AFTER THE GOLD RUSH: NO FUSS, NO MESS
The scene at a house on Wallace Street near McClaren Saturday morning.
The big question leading up to last weekend’s Red Bank Townwide Yard sale how much trash would be left out afterward has been answered.
“There were zero problems, from where I’m sitting,” director of Public Utilties Gary Watson told redbankgreen yesterday. “If I saw four spots where there was leftover waste from the yard sale, it was a lot.”
Concern that the sale would result in tons of unsold junk being left on the borough’s curbs for pickup, thus driving up waste-removal costs, was one reason town officials insisted on a $10 fee for seller participation in the event, the first of its kind in the borough.
“You didn’t know what was going to happen. Nobody knew,” Watson said.
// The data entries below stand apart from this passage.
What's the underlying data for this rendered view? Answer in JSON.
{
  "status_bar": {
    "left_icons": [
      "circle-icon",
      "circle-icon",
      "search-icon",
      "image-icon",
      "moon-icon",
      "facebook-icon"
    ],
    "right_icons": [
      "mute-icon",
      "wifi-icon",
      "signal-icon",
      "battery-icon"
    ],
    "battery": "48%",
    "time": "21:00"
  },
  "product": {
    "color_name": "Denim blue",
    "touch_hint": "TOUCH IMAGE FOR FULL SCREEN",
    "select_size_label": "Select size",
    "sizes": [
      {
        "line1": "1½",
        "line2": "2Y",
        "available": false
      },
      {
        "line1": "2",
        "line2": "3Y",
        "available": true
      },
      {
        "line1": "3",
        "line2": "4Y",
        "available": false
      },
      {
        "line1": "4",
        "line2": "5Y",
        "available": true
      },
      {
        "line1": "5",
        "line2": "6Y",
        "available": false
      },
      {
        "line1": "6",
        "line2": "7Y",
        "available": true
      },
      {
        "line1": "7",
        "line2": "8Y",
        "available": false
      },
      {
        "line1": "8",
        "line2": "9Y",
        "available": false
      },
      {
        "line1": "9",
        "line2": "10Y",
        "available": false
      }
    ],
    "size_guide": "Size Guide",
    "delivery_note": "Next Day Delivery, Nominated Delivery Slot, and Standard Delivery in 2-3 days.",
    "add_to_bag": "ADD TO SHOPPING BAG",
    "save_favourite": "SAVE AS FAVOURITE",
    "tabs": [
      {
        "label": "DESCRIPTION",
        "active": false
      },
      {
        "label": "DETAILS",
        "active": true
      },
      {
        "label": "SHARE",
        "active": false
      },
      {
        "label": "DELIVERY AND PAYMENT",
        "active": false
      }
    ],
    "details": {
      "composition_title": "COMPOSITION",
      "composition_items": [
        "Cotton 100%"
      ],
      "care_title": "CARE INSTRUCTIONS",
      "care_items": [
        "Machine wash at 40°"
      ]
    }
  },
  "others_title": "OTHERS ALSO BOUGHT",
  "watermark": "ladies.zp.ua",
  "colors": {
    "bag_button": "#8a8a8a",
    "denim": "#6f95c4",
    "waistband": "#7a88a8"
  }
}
But compliance with waste-pickup rules was “beyond good,” he said.
A portion of the yard sale registration fee, which generated about $1,500 in revenue, was used to offset the cost of promoting the event in the form of fliers and ground signs.
Watson said the only strain the event put on the local government was clerical; his department processed the registrations and collected the funds.
“That was the only headache I had, and it wasn’t even enough to complain about,” he said. Three employees in the department Maria Rotolo, Anne Grippe and Anne Hughes “really bought into” the event and made extra effort to create a database of info, he said.
The borough’s special events committee is expected to review the event next month. Event organizer Audrey Oldoerp has said she’d like it to be an annual event.